With the prominence of heavy industry in the 1950’s, there were visibly a lot more designers working within this area, experimenting with it and actively promoting it. Maybe it’s the region I live in or the clients I work with that’s had an influence on me. Maybe it’s because I’m an outsider to it, but there’s something that I find really interesting – the sociology of it, the interaction of workers or maybe it’s merely the beauty and drama.
I’m sure when you’re working in close proximity to a blast furnace with temperatures reaching up to 1200°C, then you probably won’t see the beauty of it. However, when you’re looking in from the outside (with designer eyes) – the foundries, the dirt, the machines and the materials all become quite appealing. They’re certainly visually dramatic, and in the dramatic there’s always beauty. It takes a real artist to capture the drama and beauty of heavy industry, and I am quite often drawn to the austere or the utilitarian. I find it strangely compelling, that said, there’s also the real tangible beauty of industry – just look at silicon carbide, a beautiful piece of metallurgical bling (like the MacBook Pro of metallurgy!).
The reason that spurred me on to write this blog, was an article I came across on the dutch graphic designer (one title of many) Jurriaan Schrofer – a name that had cropped up many times within my design career – but not until Unit Editions released ‘Restless Typographer’ had I rarely explored his work.

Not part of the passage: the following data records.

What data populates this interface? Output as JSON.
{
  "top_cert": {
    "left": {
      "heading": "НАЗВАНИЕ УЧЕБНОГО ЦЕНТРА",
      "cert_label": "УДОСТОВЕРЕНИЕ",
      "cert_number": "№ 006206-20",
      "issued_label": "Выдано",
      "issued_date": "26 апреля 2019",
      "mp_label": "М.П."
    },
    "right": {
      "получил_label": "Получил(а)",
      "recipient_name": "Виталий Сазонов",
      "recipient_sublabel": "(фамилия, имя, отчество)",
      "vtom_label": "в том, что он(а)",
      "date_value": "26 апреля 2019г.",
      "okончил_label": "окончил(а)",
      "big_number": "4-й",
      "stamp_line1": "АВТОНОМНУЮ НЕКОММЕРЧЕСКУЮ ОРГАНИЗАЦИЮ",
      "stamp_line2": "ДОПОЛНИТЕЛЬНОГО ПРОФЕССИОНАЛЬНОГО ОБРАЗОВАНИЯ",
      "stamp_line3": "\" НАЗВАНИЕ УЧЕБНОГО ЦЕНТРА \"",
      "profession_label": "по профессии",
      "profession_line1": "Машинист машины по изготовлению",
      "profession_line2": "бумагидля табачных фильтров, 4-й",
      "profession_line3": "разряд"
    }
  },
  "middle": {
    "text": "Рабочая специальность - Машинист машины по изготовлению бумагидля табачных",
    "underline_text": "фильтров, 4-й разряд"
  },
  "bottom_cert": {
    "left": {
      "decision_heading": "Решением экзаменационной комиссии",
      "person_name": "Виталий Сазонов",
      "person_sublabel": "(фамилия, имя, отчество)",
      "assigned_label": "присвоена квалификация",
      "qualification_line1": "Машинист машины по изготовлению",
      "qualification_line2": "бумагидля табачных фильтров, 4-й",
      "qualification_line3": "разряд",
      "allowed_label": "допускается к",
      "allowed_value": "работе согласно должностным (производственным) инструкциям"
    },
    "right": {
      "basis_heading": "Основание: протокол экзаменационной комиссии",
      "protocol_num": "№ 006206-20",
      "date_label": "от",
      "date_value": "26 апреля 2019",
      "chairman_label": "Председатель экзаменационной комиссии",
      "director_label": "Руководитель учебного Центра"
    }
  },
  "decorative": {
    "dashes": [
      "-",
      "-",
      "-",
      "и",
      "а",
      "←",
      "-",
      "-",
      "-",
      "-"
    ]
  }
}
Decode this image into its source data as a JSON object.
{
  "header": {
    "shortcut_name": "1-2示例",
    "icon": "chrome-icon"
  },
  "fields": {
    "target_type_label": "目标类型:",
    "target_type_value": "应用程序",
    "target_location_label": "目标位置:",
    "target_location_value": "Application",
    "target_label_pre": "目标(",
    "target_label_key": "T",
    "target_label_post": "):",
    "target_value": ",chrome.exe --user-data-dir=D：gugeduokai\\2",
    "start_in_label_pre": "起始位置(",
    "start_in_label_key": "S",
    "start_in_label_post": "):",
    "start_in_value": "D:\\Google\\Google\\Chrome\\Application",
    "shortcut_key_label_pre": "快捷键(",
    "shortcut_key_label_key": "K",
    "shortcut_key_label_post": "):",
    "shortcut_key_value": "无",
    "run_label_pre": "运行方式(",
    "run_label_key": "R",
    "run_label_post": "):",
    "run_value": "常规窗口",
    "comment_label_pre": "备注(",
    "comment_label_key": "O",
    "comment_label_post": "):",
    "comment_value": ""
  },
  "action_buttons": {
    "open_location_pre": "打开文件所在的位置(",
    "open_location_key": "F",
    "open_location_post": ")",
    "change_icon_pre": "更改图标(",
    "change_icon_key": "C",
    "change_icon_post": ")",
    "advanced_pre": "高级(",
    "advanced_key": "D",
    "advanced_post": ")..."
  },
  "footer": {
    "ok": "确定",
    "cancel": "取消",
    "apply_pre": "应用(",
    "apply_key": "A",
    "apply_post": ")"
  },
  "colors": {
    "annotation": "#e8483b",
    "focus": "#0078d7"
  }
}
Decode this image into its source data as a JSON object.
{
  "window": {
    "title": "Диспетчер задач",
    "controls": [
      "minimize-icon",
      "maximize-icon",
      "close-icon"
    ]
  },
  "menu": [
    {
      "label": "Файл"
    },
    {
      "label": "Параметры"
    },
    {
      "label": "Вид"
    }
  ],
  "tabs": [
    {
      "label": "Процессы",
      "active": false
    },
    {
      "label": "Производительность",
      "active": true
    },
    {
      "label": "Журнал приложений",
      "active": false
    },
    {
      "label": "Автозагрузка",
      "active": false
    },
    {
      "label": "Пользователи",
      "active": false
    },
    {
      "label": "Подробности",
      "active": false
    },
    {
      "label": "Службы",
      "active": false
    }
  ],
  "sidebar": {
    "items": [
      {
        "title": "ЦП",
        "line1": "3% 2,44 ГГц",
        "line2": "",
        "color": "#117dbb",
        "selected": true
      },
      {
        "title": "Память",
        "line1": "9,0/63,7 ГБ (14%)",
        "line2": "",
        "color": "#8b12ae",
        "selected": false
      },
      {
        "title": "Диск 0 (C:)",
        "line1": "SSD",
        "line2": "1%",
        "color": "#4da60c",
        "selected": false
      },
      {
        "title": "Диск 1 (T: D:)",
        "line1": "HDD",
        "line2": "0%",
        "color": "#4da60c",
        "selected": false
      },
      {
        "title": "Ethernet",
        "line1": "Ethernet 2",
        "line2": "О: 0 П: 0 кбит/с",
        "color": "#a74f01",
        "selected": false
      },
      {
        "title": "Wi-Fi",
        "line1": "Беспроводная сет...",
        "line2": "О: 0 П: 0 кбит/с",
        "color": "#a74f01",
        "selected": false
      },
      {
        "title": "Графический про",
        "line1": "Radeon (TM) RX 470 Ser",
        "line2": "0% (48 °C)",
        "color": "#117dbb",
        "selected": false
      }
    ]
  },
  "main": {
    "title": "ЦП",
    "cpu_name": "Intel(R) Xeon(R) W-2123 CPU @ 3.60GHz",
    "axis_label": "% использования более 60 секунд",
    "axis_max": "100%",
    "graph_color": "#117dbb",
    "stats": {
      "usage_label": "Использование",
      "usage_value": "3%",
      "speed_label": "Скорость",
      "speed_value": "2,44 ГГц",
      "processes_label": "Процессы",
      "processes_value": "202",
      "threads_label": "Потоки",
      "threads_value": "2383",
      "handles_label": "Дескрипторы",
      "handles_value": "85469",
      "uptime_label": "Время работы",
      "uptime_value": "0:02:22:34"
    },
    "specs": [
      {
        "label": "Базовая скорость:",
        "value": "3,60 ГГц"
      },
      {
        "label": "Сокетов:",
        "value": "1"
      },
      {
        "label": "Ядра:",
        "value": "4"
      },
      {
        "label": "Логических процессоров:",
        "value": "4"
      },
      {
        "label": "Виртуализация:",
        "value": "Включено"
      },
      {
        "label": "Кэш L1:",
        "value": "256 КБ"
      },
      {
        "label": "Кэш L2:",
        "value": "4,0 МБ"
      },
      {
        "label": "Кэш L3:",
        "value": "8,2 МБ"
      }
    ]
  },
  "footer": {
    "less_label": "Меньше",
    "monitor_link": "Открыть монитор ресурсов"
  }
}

Within the article, it was his ground breaking photo book ‘Vuur ann Zee’’ that particularly interested me, designed for the iron and steel company ‘Koninklijke Nederlandse Hoogovens en Staalfabrieken’ in 1958. Essentially a piece of promotional material that had adopted the photo book format featuring some work by several photographers, expressing the drama of industry with great dynamism and aesthetic beauty.
Which then brings me on to the work of Bernd and Hilla Becher. A couple best known for their typologies work documenting German industrial architecture in the mid-century. They rigorously documented industrial buildings and structures – water towers, coal tipples, cooling towers, grain elevators, coal bunkers, coke ovens, oil refineries, blast furnaces, gas tanks, storage silos, warehouses.
They were fascinated by the similar shapes in which certain buildings were designed. In addition, they were intrigued by the fact that so many of these industrial buildings seemed to have been built with a great deal of attention toward design.
In contrast their work was much starker and austere than Schrofer, taking a more matter of fact approach. Almost an objective point of view, applying the same approach to every photograph (black & white, straight-on, flat light under overcast or featureless white skies). The formal beauty of their investigations has long been appreciated, and has earned Bernd and Hilla Becher widespread acclaim as art photographers.
Their work has had a big influence on me, if I could afford then (or even locate them) I would happily have these photographs covering every wall in my house. In my opinion these are some of the most beautiful shots ever taken, but they do say beauty is in the eye of the beholder.